Khabi Mngoma was born in Troyeville, north east of Johannesburg on 18 November 1922. He grew up in a musically fertile environment and came from musically gifted parents. His mother, Agnes Matutu Nyembe, was a school teacher and his father, David Zwelonke Mngoma, a virtuoso concertina-playing maskandi musician.
By the time Mngoma got to his last work post as Head of Music at the University of Zululand, he had worked in the cultural sphere as an artist, a teacher, publisher, organiser of cultural activities, choir conductor, singing coach, historian, and an administrator.
Mngoma personifies a generation that included some exceptional people – Es’kia Mphahlele, Henry Nxumalo, MacKay Davashe, JP Mohapeloa, Mzilikazi James Khumalo, Michael Moerane, Mazisi Kunene – a very distinct group that had a strong sense of identity; even as they grappled with the challenges of a situation that sought to denigrate and dehumanise them.
Mnogma founded and ran numerous music programmes, through his teachings and through music performances and concerts; he always strived to expand his pupils’ vocabulary and the audiences’ experience.
He always incorporated what he believed was an acknowledgement of the dual worlds in which the ’present-day African’ lived and firmly believed that the teaching of music needed to reflect this reality for all students of music.
His approach was to promote and understand the importance of a need for balance between the intellectual and the spiritual – it was not enough to understand music solely for academic study. It was his experience that those learners who were high achievers in the music programme he ran, also excelled in Mathematics and English, Biology and Geography and other academic school subjects.

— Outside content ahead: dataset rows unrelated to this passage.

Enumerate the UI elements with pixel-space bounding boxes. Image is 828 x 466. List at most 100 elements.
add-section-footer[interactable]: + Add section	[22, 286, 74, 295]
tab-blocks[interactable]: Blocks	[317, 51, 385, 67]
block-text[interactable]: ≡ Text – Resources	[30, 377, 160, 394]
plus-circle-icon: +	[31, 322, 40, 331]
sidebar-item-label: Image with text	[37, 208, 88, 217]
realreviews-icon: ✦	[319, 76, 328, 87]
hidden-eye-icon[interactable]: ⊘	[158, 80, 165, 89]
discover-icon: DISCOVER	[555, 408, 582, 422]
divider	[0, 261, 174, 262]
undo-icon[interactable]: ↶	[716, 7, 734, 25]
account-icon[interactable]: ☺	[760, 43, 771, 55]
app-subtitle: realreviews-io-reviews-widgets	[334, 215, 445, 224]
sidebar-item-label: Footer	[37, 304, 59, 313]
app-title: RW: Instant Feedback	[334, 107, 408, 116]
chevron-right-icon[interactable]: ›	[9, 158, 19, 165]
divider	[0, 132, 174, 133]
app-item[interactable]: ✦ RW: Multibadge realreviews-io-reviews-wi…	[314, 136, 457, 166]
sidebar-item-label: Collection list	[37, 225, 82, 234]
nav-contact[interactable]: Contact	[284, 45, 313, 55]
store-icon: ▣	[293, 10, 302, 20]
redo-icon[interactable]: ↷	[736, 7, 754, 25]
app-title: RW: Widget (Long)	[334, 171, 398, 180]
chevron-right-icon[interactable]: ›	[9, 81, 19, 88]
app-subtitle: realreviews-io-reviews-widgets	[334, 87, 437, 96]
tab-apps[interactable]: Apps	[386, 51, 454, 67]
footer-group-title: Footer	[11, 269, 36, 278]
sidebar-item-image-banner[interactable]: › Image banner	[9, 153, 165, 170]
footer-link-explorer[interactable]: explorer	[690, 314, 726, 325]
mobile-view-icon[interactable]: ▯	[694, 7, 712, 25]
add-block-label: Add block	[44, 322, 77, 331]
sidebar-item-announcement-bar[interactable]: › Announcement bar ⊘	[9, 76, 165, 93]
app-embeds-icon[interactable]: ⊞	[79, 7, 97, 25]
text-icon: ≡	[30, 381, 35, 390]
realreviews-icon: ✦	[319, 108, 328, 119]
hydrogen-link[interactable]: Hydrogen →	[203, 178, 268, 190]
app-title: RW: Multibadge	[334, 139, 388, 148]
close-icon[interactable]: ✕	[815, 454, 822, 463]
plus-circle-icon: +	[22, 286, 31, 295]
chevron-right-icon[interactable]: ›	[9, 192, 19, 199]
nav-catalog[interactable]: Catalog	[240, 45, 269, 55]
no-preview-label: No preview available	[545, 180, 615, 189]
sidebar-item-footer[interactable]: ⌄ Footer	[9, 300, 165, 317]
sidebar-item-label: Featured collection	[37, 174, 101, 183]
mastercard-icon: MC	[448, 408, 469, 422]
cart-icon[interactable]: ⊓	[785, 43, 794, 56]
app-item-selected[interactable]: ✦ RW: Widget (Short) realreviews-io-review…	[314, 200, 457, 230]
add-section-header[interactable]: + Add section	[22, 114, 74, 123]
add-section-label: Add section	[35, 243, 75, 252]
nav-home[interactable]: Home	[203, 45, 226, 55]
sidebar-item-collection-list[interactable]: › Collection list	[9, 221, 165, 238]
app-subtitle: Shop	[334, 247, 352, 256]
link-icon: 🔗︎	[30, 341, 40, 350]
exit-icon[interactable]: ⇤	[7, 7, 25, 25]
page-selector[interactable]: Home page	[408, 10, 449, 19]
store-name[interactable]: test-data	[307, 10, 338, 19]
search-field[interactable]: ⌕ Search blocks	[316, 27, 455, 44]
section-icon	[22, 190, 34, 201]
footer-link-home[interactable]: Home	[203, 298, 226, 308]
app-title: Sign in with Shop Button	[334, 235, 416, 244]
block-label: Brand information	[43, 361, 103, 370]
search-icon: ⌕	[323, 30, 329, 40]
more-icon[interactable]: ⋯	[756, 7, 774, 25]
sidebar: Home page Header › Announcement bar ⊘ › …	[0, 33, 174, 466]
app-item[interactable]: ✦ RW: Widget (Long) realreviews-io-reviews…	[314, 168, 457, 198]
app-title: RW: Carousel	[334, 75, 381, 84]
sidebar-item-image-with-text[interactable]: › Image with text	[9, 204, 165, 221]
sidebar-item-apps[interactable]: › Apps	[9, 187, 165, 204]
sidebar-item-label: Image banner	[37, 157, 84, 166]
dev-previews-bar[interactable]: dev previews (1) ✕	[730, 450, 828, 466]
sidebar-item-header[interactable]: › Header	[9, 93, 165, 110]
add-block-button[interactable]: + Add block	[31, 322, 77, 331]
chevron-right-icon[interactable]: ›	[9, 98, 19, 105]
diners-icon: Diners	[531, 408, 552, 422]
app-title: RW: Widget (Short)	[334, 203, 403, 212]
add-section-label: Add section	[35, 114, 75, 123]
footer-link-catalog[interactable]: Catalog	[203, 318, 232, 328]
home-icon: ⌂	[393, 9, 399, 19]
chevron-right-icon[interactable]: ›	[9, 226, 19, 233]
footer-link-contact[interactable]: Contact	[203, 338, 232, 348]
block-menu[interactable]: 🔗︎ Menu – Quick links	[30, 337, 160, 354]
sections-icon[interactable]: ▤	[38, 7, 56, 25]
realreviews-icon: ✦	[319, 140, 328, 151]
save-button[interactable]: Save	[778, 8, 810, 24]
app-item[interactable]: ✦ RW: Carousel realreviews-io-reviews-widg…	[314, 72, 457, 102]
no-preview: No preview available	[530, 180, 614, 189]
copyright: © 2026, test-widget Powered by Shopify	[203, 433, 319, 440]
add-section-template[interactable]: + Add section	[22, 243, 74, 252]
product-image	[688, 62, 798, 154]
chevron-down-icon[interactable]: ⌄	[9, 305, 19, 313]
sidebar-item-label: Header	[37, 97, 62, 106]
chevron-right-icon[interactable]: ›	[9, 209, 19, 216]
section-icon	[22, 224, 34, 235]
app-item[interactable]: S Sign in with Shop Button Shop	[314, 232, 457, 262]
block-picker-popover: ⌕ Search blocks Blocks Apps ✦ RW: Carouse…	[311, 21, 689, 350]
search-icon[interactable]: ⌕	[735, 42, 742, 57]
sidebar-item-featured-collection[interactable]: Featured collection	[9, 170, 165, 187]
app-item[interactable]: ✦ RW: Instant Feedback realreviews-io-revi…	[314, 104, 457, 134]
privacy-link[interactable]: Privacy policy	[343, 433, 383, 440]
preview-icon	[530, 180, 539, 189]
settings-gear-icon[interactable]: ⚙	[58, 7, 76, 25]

He also found that many of these learners developed a keen sense of responsibility and citizenship, compassion and empathy, respect for self and others, and generally were an asset to their communities in myriad ways.

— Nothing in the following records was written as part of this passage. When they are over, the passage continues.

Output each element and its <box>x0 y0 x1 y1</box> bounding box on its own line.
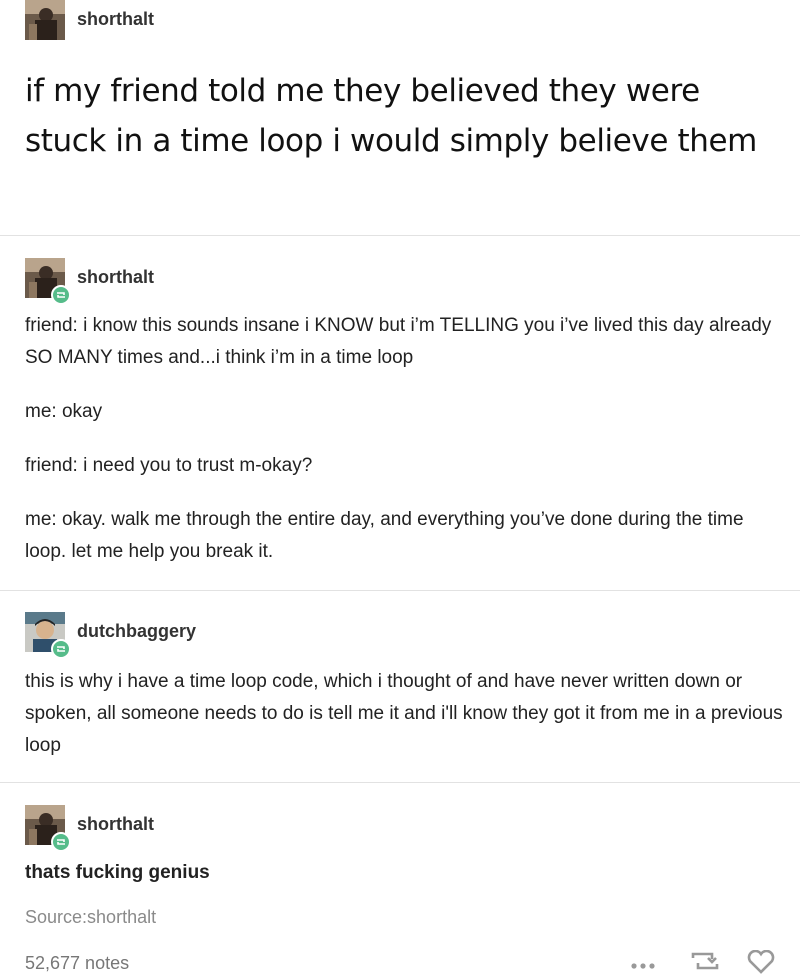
reblog-post: shorthalt friend: i know this sounds ins… <box>0 258 800 590</box>
reblog-badge-icon <box>51 639 71 659</box>
avatar-shorthalt[interactable] <box>25 0 65 40</box>
avatar-dutchbaggery[interactable] <box>25 612 71 659</box>
divider <box>0 782 800 783</box>
post-paragraph: friend: i need you to trust m-okay? <box>25 455 313 476</box>
username[interactable]: dutchbaggery <box>77 621 196 642</box>
source-line: Source:shorthalt <box>25 907 156 928</box>
username[interactable]: shorthalt <box>77 9 154 30</box>
post-original: shorthalt if my friend told me they beli… <box>0 0 800 235</box>
divider <box>0 590 800 591</box>
post-title: if my friend told me they believed they … <box>25 73 757 159</box>
more-icon[interactable] <box>630 958 656 976</box>
divider <box>0 235 800 236</box>
post-paragraph: thats fucking genius <box>25 862 210 883</box>
notes-count[interactable]: 52,677 notes <box>25 953 129 974</box>
post-paragraph: this is why i have a time loop code, whi… <box>25 671 783 756</box>
post-paragraph: me: okay <box>25 401 103 422</box>
post-paragraph: friend: i know this sounds insane i KNOW… <box>25 315 772 368</box>
avatar-shorthalt[interactable] <box>25 258 71 305</box>
reblog-post: shorthalt thats fucking genius <box>0 805 800 895</box>
reblog-badge-icon <box>51 285 71 305</box>
username[interactable]: shorthalt <box>77 267 154 288</box>
reblog-badge-icon <box>51 832 71 852</box>
post-paragraph: me: okay. walk me through the entire day… <box>25 509 744 562</box>
reblog-icon[interactable] <box>690 950 720 977</box>
source-link[interactable]: shorthalt <box>87 907 156 927</box>
like-icon[interactable] <box>746 949 776 979</box>
source-label: Source: <box>25 907 88 927</box>
avatar-image <box>25 0 65 40</box>
reblog-post: dutchbaggery this is why i have a time l… <box>0 612 800 782</box>
username[interactable]: shorthalt <box>77 814 154 835</box>
avatar-shorthalt[interactable] <box>25 805 71 852</box>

Prof. Mngoma, who died in 1999 at the age of 77, founded the Music Department at the University of Zululand in 1975; started the Ford Choirs in Contest in 1977 which is now known as the Old Mutual National Choir Festival, established the Ionian Music Society in 1960, the Ionian Youth Orchestra in 1969, and the Khongisa Youth Centre for the Performing Arts in 1976. He was a valued member of the Roodepoort Eisteddfod panel, as well as an active member of the SAMRO Music Committee while having a long association with the University of South Africa during which he made considerable contributions to the teaching of music in schools as well as the training of choral directors.